Catholicism in Literature
In continuity with my love of Anne Rice’s earlier books, I’d like to continue that, but to move away from the Vampire Chronicles, the Mayfair witches, and the activity of other “supernatural” creatures, and into her works on the life of Jesus.
There is much to be said about the two first installments in the Christ the Lord series. However, I’ll refrain because I cannot and will not ruin these books for anyone. They are jewels. At first thought, the idea of someone writing a novel about the life of Jesus in the context of a fictional, but historically-probable 1st century world for a Jew sounds like quite the challenge. However, to write this from a first person perspective as if you were Jesus Himself, to enter into the psychology of the incarnate Logos and to imagine what it is like to be simultaneously God and man and try to ‘live’ it out, as it were, in a novel presents itself as an impossible task. The impossibility becomes exponentially more clear when Mrs. Rice decided that she would be entirely faithful to the biblical framework and the orthodox Catholic understanding of the person of Jesus — that is, she would contradict none of the christological pronouncements of Nicea (325), Constantinople (381), nor Chalcedon (451). What a task.
Anne Rice, author of 28 books, which have sold nearly 100 million worldwide is one of the most widely read novelists in modern history. I have read nearly every book she has published. My first inclination was to discuss the themes predominant throughout all of her writing; however, a second thought, has prompted me to focus instead rather on the book that influenced me the most – leading me to the Catholic Church for the first time as Rice herself journeyed home.

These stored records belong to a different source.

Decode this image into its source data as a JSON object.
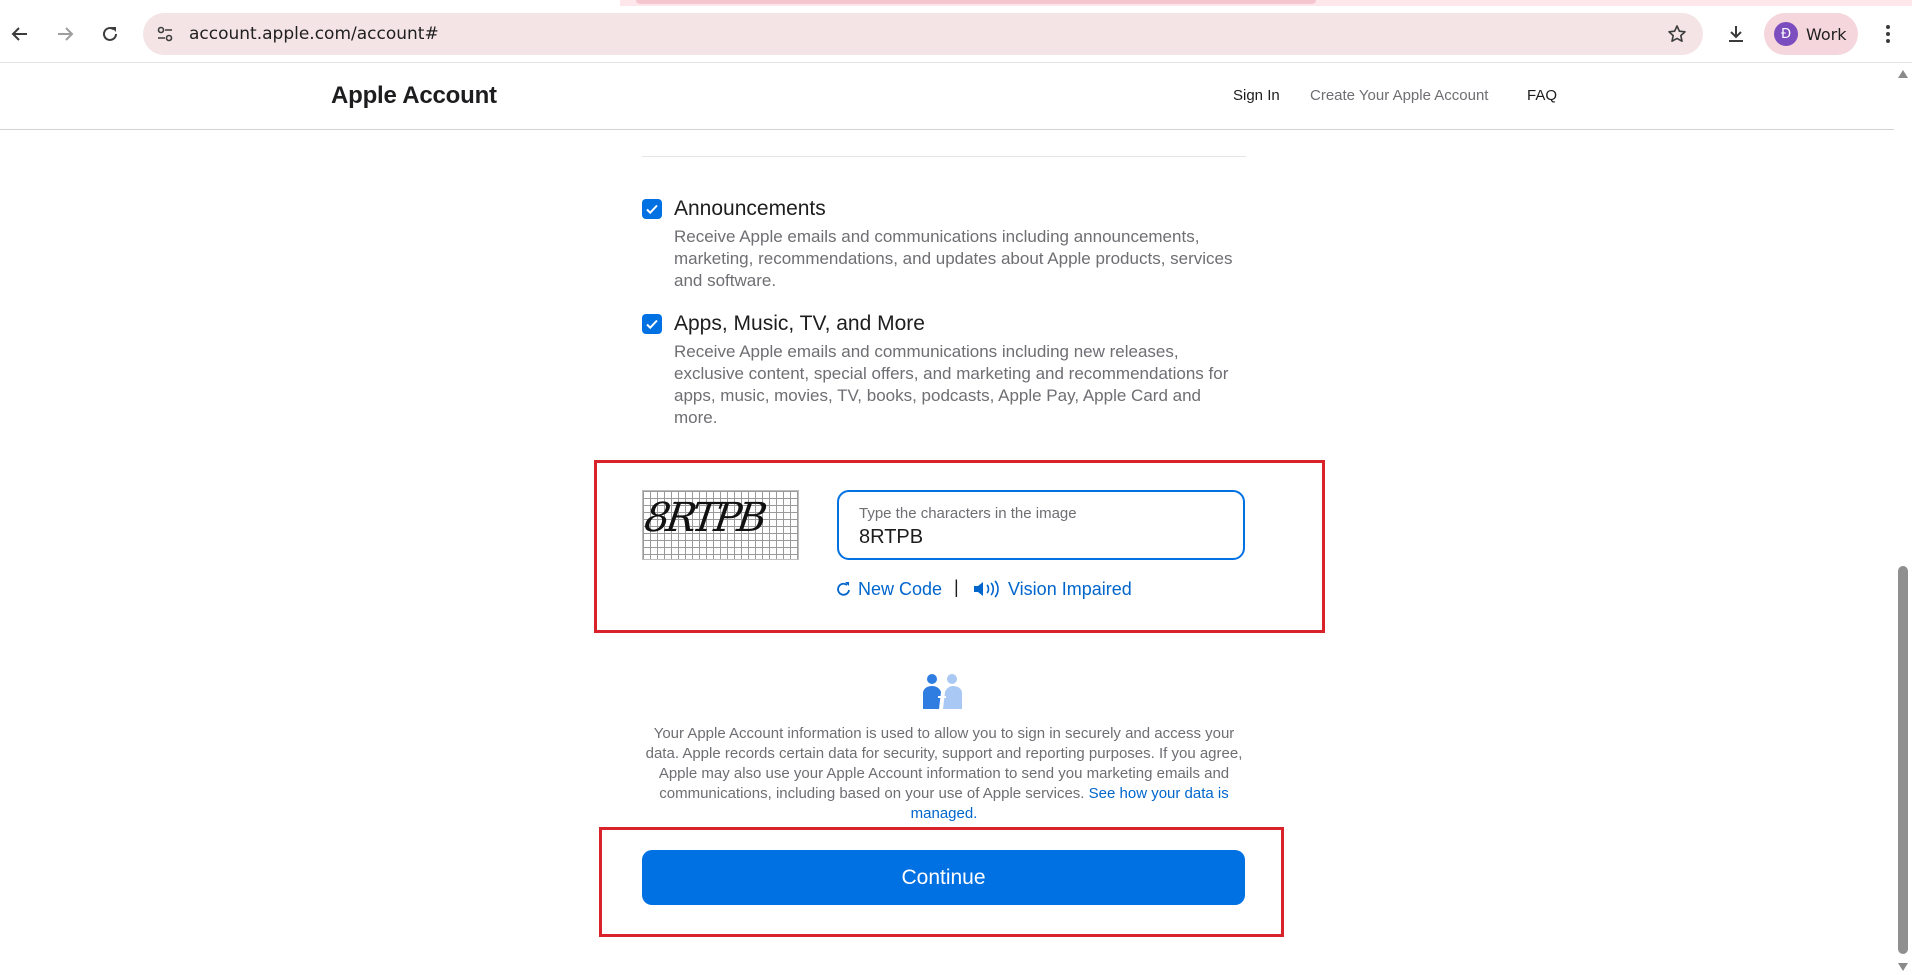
{
  "browser": {
    "url": "account.apple.com/account#",
    "profile_initial": "Đ",
    "profile_name": "Work",
    "icons": [
      "back-icon",
      "forward-icon",
      "reload-icon",
      "site-settings-icon",
      "bookmark-star-icon",
      "download-icon",
      "kebab-menu-icon"
    ]
  },
  "header": {
    "brand": "Apple Account",
    "nav": {
      "sign_in": "Sign In",
      "create": "Create Your Apple Account",
      "faq": "FAQ"
    }
  },
  "preferences": [
    {
      "title": "Announcements",
      "description": "Receive Apple emails and communications including announcements, marketing, recommendations, and updates about Apple products, services and software.",
      "checked": true
    },
    {
      "title": "Apps, Music, TV, and More",
      "description": "Receive Apple emails and communications including new releases, exclusive content, special offers, and marketing and recommendations for apps, music, movies, TV, books, podcasts, Apple Pay, Apple Card and more.",
      "checked": true
    }
  ],
  "captcha": {
    "image_text": "8RTPB",
    "field_label": "Type the characters in the image",
    "field_value": "8RTPB",
    "new_code": "New Code",
    "separator": "|",
    "vision_impaired": "Vision Impaired"
  },
  "privacy": {
    "text": "Your Apple Account information is used to allow you to sign in securely and access your data. Apple records certain data for security, support and reporting purposes. If you agree, Apple may also use your Apple Account information to send you marketing emails and communications, including based on your use of Apple services.",
    "link": "See how your data is managed."
  },
  "continue_label": "Continue",
  "colors": {
    "accent": "#0071e3",
    "link": "#0066cc",
    "highlight": "#d8232a"
  }
}
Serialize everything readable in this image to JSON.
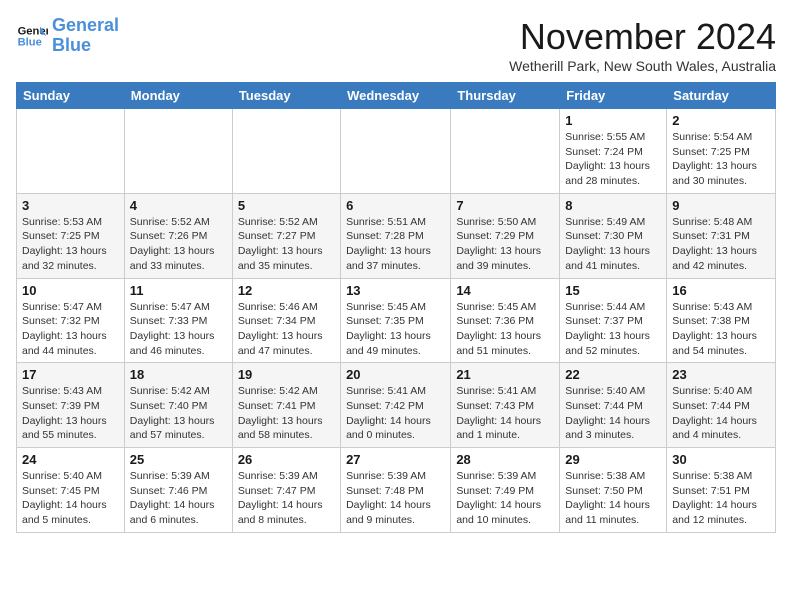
{
  "logo": {
    "line1": "General",
    "line2": "Blue"
  },
  "title": "November 2024",
  "subtitle": "Wetherill Park, New South Wales, Australia",
  "weekdays": [
    "Sunday",
    "Monday",
    "Tuesday",
    "Wednesday",
    "Thursday",
    "Friday",
    "Saturday"
  ],
  "weeks": [
    [
      {
        "day": "",
        "info": ""
      },
      {
        "day": "",
        "info": ""
      },
      {
        "day": "",
        "info": ""
      },
      {
        "day": "",
        "info": ""
      },
      {
        "day": "",
        "info": ""
      },
      {
        "day": "1",
        "info": "Sunrise: 5:55 AM\nSunset: 7:24 PM\nDaylight: 13 hours\nand 28 minutes."
      },
      {
        "day": "2",
        "info": "Sunrise: 5:54 AM\nSunset: 7:25 PM\nDaylight: 13 hours\nand 30 minutes."
      }
    ],
    [
      {
        "day": "3",
        "info": "Sunrise: 5:53 AM\nSunset: 7:25 PM\nDaylight: 13 hours\nand 32 minutes."
      },
      {
        "day": "4",
        "info": "Sunrise: 5:52 AM\nSunset: 7:26 PM\nDaylight: 13 hours\nand 33 minutes."
      },
      {
        "day": "5",
        "info": "Sunrise: 5:52 AM\nSunset: 7:27 PM\nDaylight: 13 hours\nand 35 minutes."
      },
      {
        "day": "6",
        "info": "Sunrise: 5:51 AM\nSunset: 7:28 PM\nDaylight: 13 hours\nand 37 minutes."
      },
      {
        "day": "7",
        "info": "Sunrise: 5:50 AM\nSunset: 7:29 PM\nDaylight: 13 hours\nand 39 minutes."
      },
      {
        "day": "8",
        "info": "Sunrise: 5:49 AM\nSunset: 7:30 PM\nDaylight: 13 hours\nand 41 minutes."
      },
      {
        "day": "9",
        "info": "Sunrise: 5:48 AM\nSunset: 7:31 PM\nDaylight: 13 hours\nand 42 minutes."
      }
    ],
    [
      {
        "day": "10",
        "info": "Sunrise: 5:47 AM\nSunset: 7:32 PM\nDaylight: 13 hours\nand 44 minutes."
      },
      {
        "day": "11",
        "info": "Sunrise: 5:47 AM\nSunset: 7:33 PM\nDaylight: 13 hours\nand 46 minutes."
      },
      {
        "day": "12",
        "info": "Sunrise: 5:46 AM\nSunset: 7:34 PM\nDaylight: 13 hours\nand 47 minutes."
      },
      {
        "day": "13",
        "info": "Sunrise: 5:45 AM\nSunset: 7:35 PM\nDaylight: 13 hours\nand 49 minutes."
      },
      {
        "day": "14",
        "info": "Sunrise: 5:45 AM\nSunset: 7:36 PM\nDaylight: 13 hours\nand 51 minutes."
      },
      {
        "day": "15",
        "info": "Sunrise: 5:44 AM\nSunset: 7:37 PM\nDaylight: 13 hours\nand 52 minutes."
      },
      {
        "day": "16",
        "info": "Sunrise: 5:43 AM\nSunset: 7:38 PM\nDaylight: 13 hours\nand 54 minutes."
      }
    ],
    [
      {
        "day": "17",
        "info": "Sunrise: 5:43 AM\nSunset: 7:39 PM\nDaylight: 13 hours\nand 55 minutes."
      },
      {
        "day": "18",
        "info": "Sunrise: 5:42 AM\nSunset: 7:40 PM\nDaylight: 13 hours\nand 57 minutes."
      },
      {
        "day": "19",
        "info": "Sunrise: 5:42 AM\nSunset: 7:41 PM\nDaylight: 13 hours\nand 58 minutes."
      },
      {
        "day": "20",
        "info": "Sunrise: 5:41 AM\nSunset: 7:42 PM\nDaylight: 14 hours\nand 0 minutes."
      },
      {
        "day": "21",
        "info": "Sunrise: 5:41 AM\nSunset: 7:43 PM\nDaylight: 14 hours\nand 1 minute."
      },
      {
        "day": "22",
        "info": "Sunrise: 5:40 AM\nSunset: 7:44 PM\nDaylight: 14 hours\nand 3 minutes."
      },
      {
        "day": "23",
        "info": "Sunrise: 5:40 AM\nSunset: 7:44 PM\nDaylight: 14 hours\nand 4 minutes."
      }
    ],
    [
      {
        "day": "24",
        "info": "Sunrise: 5:40 AM\nSunset: 7:45 PM\nDaylight: 14 hours\nand 5 minutes."
      },
      {
        "day": "25",
        "info": "Sunrise: 5:39 AM\nSunset: 7:46 PM\nDaylight: 14 hours\nand 6 minutes."
      },
      {
        "day": "26",
        "info": "Sunrise: 5:39 AM\nSunset: 7:47 PM\nDaylight: 14 hours\nand 8 minutes."
      },
      {
        "day": "27",
        "info": "Sunrise: 5:39 AM\nSunset: 7:48 PM\nDaylight: 14 hours\nand 9 minutes."
      },
      {
        "day": "28",
        "info": "Sunrise: 5:39 AM\nSunset: 7:49 PM\nDaylight: 14 hours\nand 10 minutes."
      },
      {
        "day": "29",
        "info": "Sunrise: 5:38 AM\nSunset: 7:50 PM\nDaylight: 14 hours\nand 11 minutes."
      },
      {
        "day": "30",
        "info": "Sunrise: 5:38 AM\nSunset: 7:51 PM\nDaylight: 14 hours\nand 12 minutes."
      }
    ]
  ]
}
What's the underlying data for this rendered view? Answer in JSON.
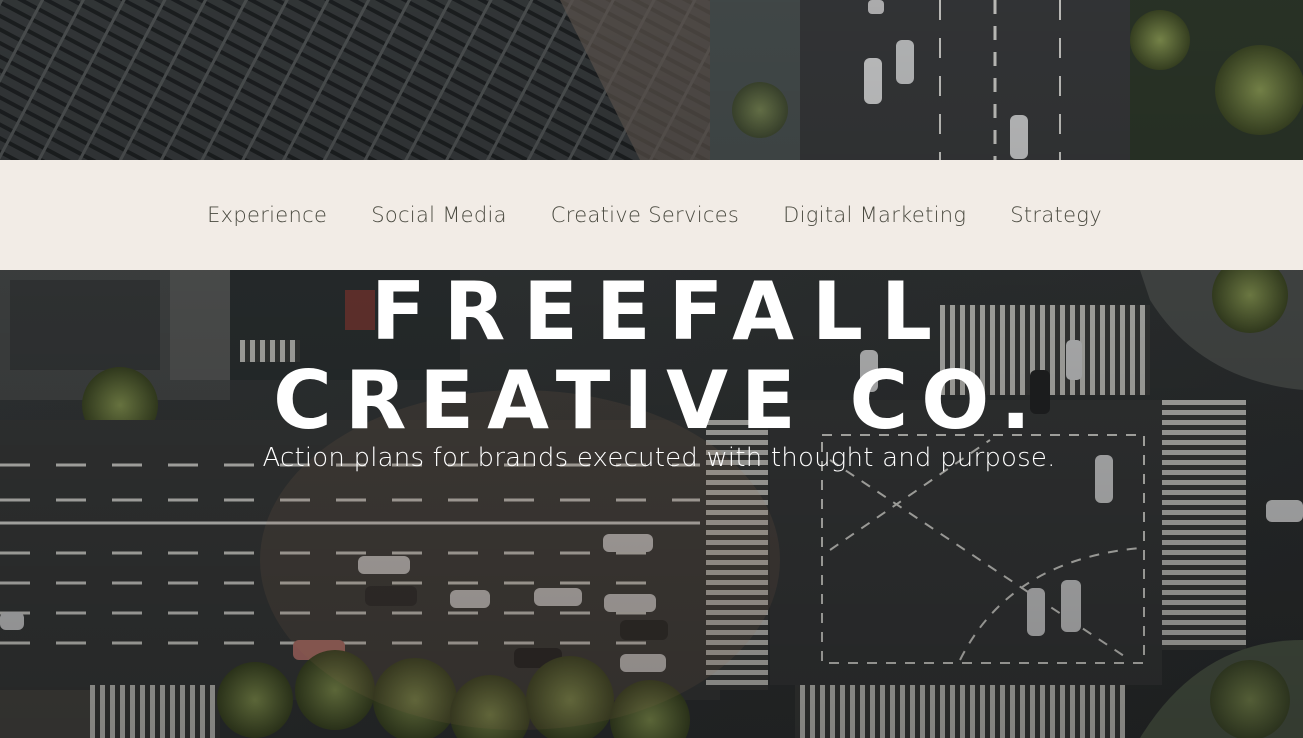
{
  "nav": {
    "items": [
      {
        "label": "Experience"
      },
      {
        "label": "Social Media"
      },
      {
        "label": "Creative Services"
      },
      {
        "label": "Digital Marketing"
      },
      {
        "label": "Strategy"
      }
    ]
  },
  "hero": {
    "title_line1": "FREEFALL",
    "title_line2": "CREATIVE CO.",
    "tagline": "Action plans for brands executed with thought and purpose.",
    "background_image": "aerial-city-intersection"
  },
  "colors": {
    "nav_background": "#f2ece6",
    "nav_text": "#4a4a40",
    "hero_text": "#ffffff"
  }
}
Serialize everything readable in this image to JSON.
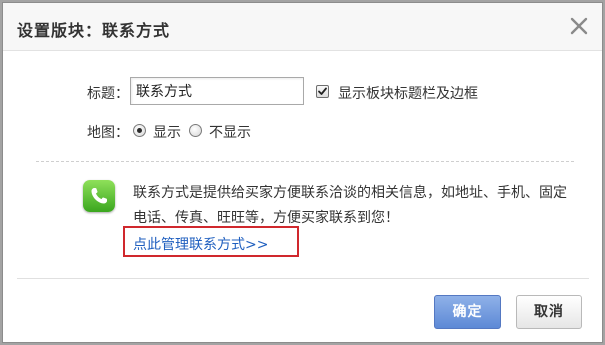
{
  "dialog": {
    "title": "设置版块：联系方式"
  },
  "form": {
    "title_label": "标题：",
    "title_value": "联系方式",
    "show_titlebar_label": "显示板块标题栏及边框",
    "show_titlebar_checked": true,
    "map_label": "地图：",
    "map_options": [
      "显示",
      "不显示"
    ],
    "map_selected": "显示"
  },
  "info": {
    "description": "联系方式是提供给买家方便联系洽谈的相关信息，如地址、手机、固定电话、传真、旺旺等，方便买家联系到您！",
    "manage_link": "点此管理联系方式>>"
  },
  "buttons": {
    "ok": "确定",
    "cancel": "取消"
  },
  "icons": {
    "close": "close-icon",
    "phone": "phone-icon",
    "checkbox": "checkmark-icon"
  },
  "colors": {
    "link": "#1f5fbf",
    "highlight_border": "#d0282d",
    "primary_button": "#6f97dc",
    "phone_icon": "#4cb82c"
  }
}
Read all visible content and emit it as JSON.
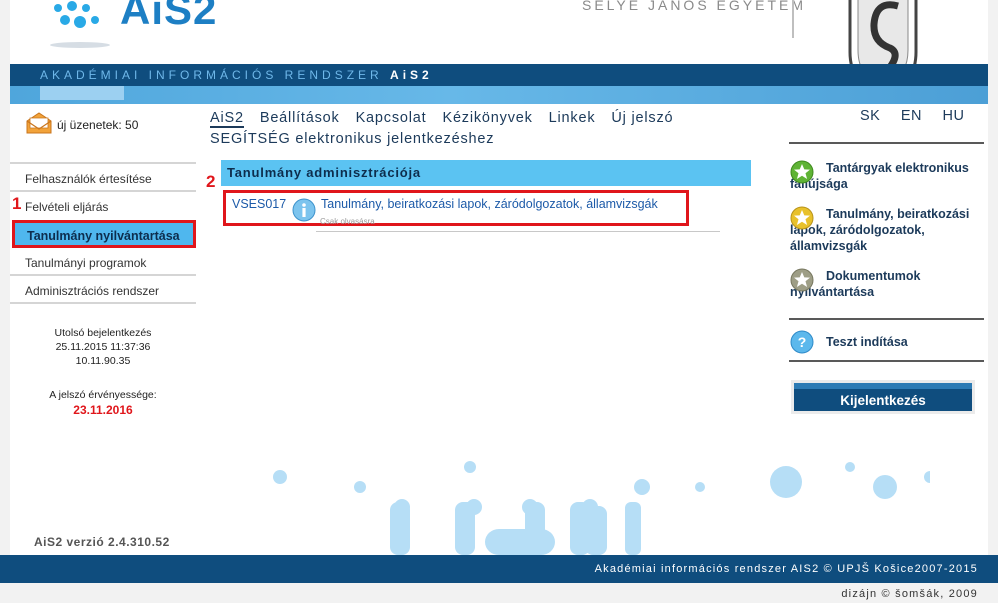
{
  "header": {
    "logo_text": "AiS2",
    "university": "SELYE JÁNOS EGYETEM",
    "brand_prefix": "AKADÉMIAI INFORMÁCIÓS RENDSZER",
    "brand_suffix": "AiS2"
  },
  "messages": {
    "icon": "envelope-icon",
    "text": "új üzenetek: 50"
  },
  "left_menu": {
    "items": [
      {
        "label": "Felhasználók értesítése"
      },
      {
        "label": "Felvételi eljárás"
      },
      {
        "label": "Tanulmány nyilvántartása",
        "active": true
      },
      {
        "label": "Tanulmányi programok"
      },
      {
        "label": "Adminisztrációs rendszer"
      }
    ]
  },
  "session": {
    "last_login_label": "Utolsó bejelentkezés",
    "last_login_time": "25.11.2015 11:37:36",
    "last_login_ip": "10.11.90.35",
    "pw_valid_label": "A jelszó érvényessége:",
    "pw_valid_date": "23.11.2016"
  },
  "annotations": {
    "one": "1",
    "two": "2"
  },
  "version": "AiS2 verzió 2.4.310.52",
  "top_nav": {
    "items": [
      "AiS2",
      "Beállítások",
      "Kapcsolat",
      "Kézikönyvek",
      "Linkek",
      "Új jelszó"
    ],
    "help": "SEGÍTSÉG elektronikus jelentkezéshez",
    "languages": "SK EN HU"
  },
  "main": {
    "panel_title": "Tanulmány adminisztrációja",
    "app_code": "VSES017",
    "app_name": "Tanulmány, beiratkozási lapok, záródolgozatok, államvizsgák",
    "app_sub": "Csak olvasásra"
  },
  "right": {
    "links": [
      {
        "icon": "green-star-icon",
        "label": "Tantárgyak elektronikus faliújsága"
      },
      {
        "icon": "yellow-star-icon",
        "label": "Tanulmány, beiratkozási lapok, záródolgozatok, államvizsgák"
      },
      {
        "icon": "gray-star-icon",
        "label": "Dokumentumok nyilvántartása"
      },
      {
        "icon": "help-icon",
        "label": "Teszt indítása"
      }
    ],
    "logout": "Kijelentkezés"
  },
  "footer": {
    "text": "Akadémiai információs rendszer AIS2 © UPJŠ Košice2007-2015",
    "design": "dizájn © šomšák, 2009"
  },
  "colors": {
    "navy": "#0f4d7e",
    "accent": "#4fb7ee",
    "highlight": "#e0161b"
  }
}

Memnoch the Devil describes the vampire Lestat’s encounter with the Devil, who calls himself “Memnoch.” He is taken on a journey through the ‘whirlwind’ into Heaven, Helll, and the main epochs in the evolution of the universe. It is a radical retelling of the entirety of biblical history from the devil’s perspective. The devil’s charge is that he is not evil; in fact, he despises it. Rather, what he opposes is God’s tolerance of the existence of evil and suffering that plagues mankind and that in the beginning God, allegedly, had no interest in inviting man into His company in heaven. Memnoch – in a long story short – becomes the servant of humanity (and God) working to usher lost souls into Heaven. He invites Lestat to join him in the fight against evil and to bring all human souls from the gloom of Sheol to the paradise of Heaven.